Database Concepts: From SQLite to Normalization
Q. Describe SQLite
SQLite is a lightweight, self-contained relational database management system (RDBMS) that doesn’t require a separate server process. It’s embedded directly into the end program, making it ideal for small to medium-sized applications, especially those with low to medium traffic. It supports standard SQL syntax and provides most of the features of a traditional database system, including transactions and ACID compliance. It’s widely used in mobile apps, embedded systems, and as an alternative data storage option for desktop applications.

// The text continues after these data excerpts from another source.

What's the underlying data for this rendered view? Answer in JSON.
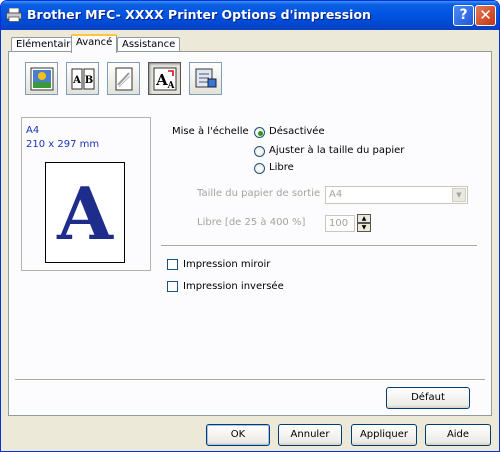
{
  "window": {
    "title": "Brother  MFC- XXXX   Printer Options d'impression",
    "help_label": "?",
    "close_label": "✕"
  },
  "tabs": [
    {
      "label": "Elémentaire",
      "active": false
    },
    {
      "label": "Avancé",
      "active": true
    },
    {
      "label": "Assistance",
      "active": false
    }
  ],
  "toolbar_icons": [
    {
      "name": "color-quality-icon",
      "selected": false
    },
    {
      "name": "duplex-ab-icon",
      "selected": false
    },
    {
      "name": "watermark-icon",
      "selected": false
    },
    {
      "name": "scaling-icon",
      "selected": true
    },
    {
      "name": "device-options-icon",
      "selected": false
    }
  ],
  "preview": {
    "paper_size": "A4",
    "dimensions": "210 x 297 mm",
    "letter": "A"
  },
  "scaling": {
    "label": "Mise à l'échelle",
    "options": [
      {
        "label": "Désactivée",
        "checked": true
      },
      {
        "label": "Ajuster à la taille du papier",
        "checked": false
      },
      {
        "label": "Libre",
        "checked": false
      }
    ],
    "output_paper_label": "Taille du papier de sortie",
    "output_paper_value": "A4",
    "free_label": "Libre [de 25 à 400 %]",
    "free_value": "100"
  },
  "checkboxes": [
    {
      "label": "Impression miroir",
      "checked": false
    },
    {
      "label": "Impression inversée",
      "checked": false
    }
  ],
  "buttons": {
    "default": "Défaut",
    "ok": "OK",
    "cancel": "Annuler",
    "apply": "Appliquer",
    "help": "Aide"
  }
}
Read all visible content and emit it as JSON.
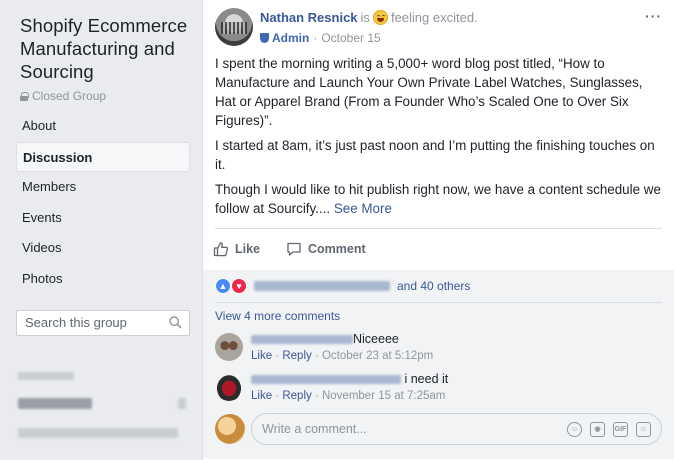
{
  "sidebar": {
    "group_name": "Shopify Ecommerce Manufacturing and Sourcing",
    "privacy": "Closed Group",
    "nav": [
      {
        "label": "About"
      },
      {
        "label": "Discussion"
      },
      {
        "label": "Members"
      },
      {
        "label": "Events"
      },
      {
        "label": "Videos"
      },
      {
        "label": "Photos"
      }
    ],
    "search_placeholder": "Search this group"
  },
  "post": {
    "author": "Nathan Resnick",
    "is_text": "is",
    "feeling": "feeling excited.",
    "role": "Admin",
    "date": "October 15",
    "more": "···",
    "paragraphs": [
      "I spent the morning writing a 5,000+ word blog post titled, “How to Manufacture and Launch Your Own Private Label Watches, Sunglasses, Hat or Apparel Brand (From a Founder Who’s Scaled One to Over Six Figures)”.",
      "I started at 8am, it’s just past noon and I’m putting the finishing touches on it.",
      "Though I would like to hit publish right now, we have a content schedule we follow at Sourcify...."
    ],
    "see_more": "See More",
    "like_label": "Like",
    "comment_label": "Comment",
    "reactions_suffix": "and 40 others",
    "view_more_comments": "View 4 more comments"
  },
  "comments": [
    {
      "text": "Niceeee",
      "like": "Like",
      "reply": "Reply",
      "time": "October 23 at 5:12pm"
    },
    {
      "text": "i need it",
      "like": "Like",
      "reply": "Reply",
      "time": "November 15 at 7:25am"
    }
  ],
  "composer": {
    "placeholder": "Write a comment...",
    "icons": [
      "emoji-icon",
      "camera-icon",
      "gif-icon",
      "sticker-icon"
    ],
    "gif": "GIF"
  },
  "colors": {
    "link": "#385898",
    "background": "#e9ebee",
    "like_blue": "#4a89f3",
    "love_red": "#f0284a"
  }
}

Q. Describe Google Bigtable
Google Bigtable is a distributed storage system designed to handle massive amounts of structured data across thousands of commodity servers. It’s a NoSQL database that provides high scalability, reliability, and performance for storing and querying large datasets. Bigtable organizes data in tables, each indexed by a row key, column key, and timestamp. It’s ideal for applications requiring real-time analytics, time-series data processing, and high-throughput transactional workloads. Bigtable is used internally by Google for various services like Google Search, Maps, and Gmail, and it’s also available as a managed service on Google Cloud Platform for external users.
Q. 1NF
First Normal Form (1NF) is a fundamental concept in the field of database normalization. It lays down the foundational rules for organizing data in a relational database to minimize redundancy and inconsistencies. In 1NF:
- Atomic Values: Each attribute in a table must have atomic values, meaning each value in a column should be indivisible. There should be no repeating groups or arrays within a single cell.
- Unique Column Names: Every column in a table must have a unique name. This ensures that each attribute is distinctly identifiable within the table.
- Ordering: There’s no inherent ordering of rows or columns in 1NF. The data is considered a set of unordered tuples.
By adhering to 1NF, databases become more efficient, less prone to anomalies, and easier to manage and manipulate.
Q. 2NF
Second Normal Form (2NF) is a level of database normalization that builds upon the requirements of the First Normal Form (1NF). In order for a relation (table) to be in 2NF, it must meet the following criteria:
- It must be in 1NF.
- It should eliminate partial dependencies, meaning that no non-prime attribute (an attribute not part of any candidate key) should be dependent on only a portion of the primary key.
In simpler terms, 2NF ensures that every non-prime attribute in a table is fully functionally dependent on the entire primary key, not just part of it. This helps to avoid redundancy and anomalies in the database.
For example, consider a table representing orders, with columns for Order ID (primary key), Customer ID, Customer Name, and Product ID. If Customer Name is functionally dependent only on Customer ID (part of the primary key) and not on the entire primary key (Order ID), then it violates 2NF. To adhere to 2NF, you would need to separate the Customer Name into a separate table where it’s functionally dependent on the Customer ID alone.
Q. Describe BCNF
Boyce-Codd Normal Form (BCNF) is a further normalization concept in relational database design. It’s a higher level of normalization than the Third Normal Form (3NF). A relation (table) is in BCNF if and only if every determinant (attribute or set of attributes that uniquely determines other attributes) is a candidate key.
To clarify:
- It must be in 3NF: The relation must already be in the Third Normal Form.
- Every determinant must be a candidate key: This means that for every functional dependency X→Y, where X is a set of attributes and Y is a set of attributes, X must be a superkey. In simpler terms, every non-trivial functional dependency must be supported by a superkey.
BCNF aims to eliminate all redundancy and anomalies that may arise from functional dependencies. When a table is in BCNF, it’s considered to be in a state of optimal normalization.
For example, if you have a table of employees with attributes like Employee ID, Employee Name, and Department, where both {Employee ID} and {Employee Name} are candidate keys, BCNF requires that every non-trivial functional dependency be determined by one of these candidate keys. If, for instance, Department is functionally dependent only on Employee Name, then this table is not in BCNF because Employee Name is not a superkey. To conform to BCNF, you might need to decompose the table into separate tables.
Q. 4NF
Fourth Normal Form (4NF) is a level of database normalization that goes beyond Third Normal Form (3NF) and addresses certain types of multi-valued dependencies (MVDs) in a relation (table). A relation is in 4NF if it is in 3NF and contains no non-trivial multi-valued dependencies.
To clarify:
- It must be in 3NF: The relation must already be in the Third Normal Form.
- No non-trivial multi-valued dependencies: This means that there are no non-trivial dependencies between non-prime attributes (attributes not part of any candidate key) of the relation.
4NF helps to further reduce redundancy and anomalies in the database schema by eliminating certain types of dependency among attributes.
For example, consider a relation (table) storing information about books, with attributes for Book ID, Author, and Genre. If a book can have multiple authors and multiple genres, and the attributes Author and Genre are independent of each other (meaning changing the value of one does not affect the value of the other), then this table would have a multi-valued dependency. To conform to 4NF, you might decompose this table into separate tables to eliminate this dependency.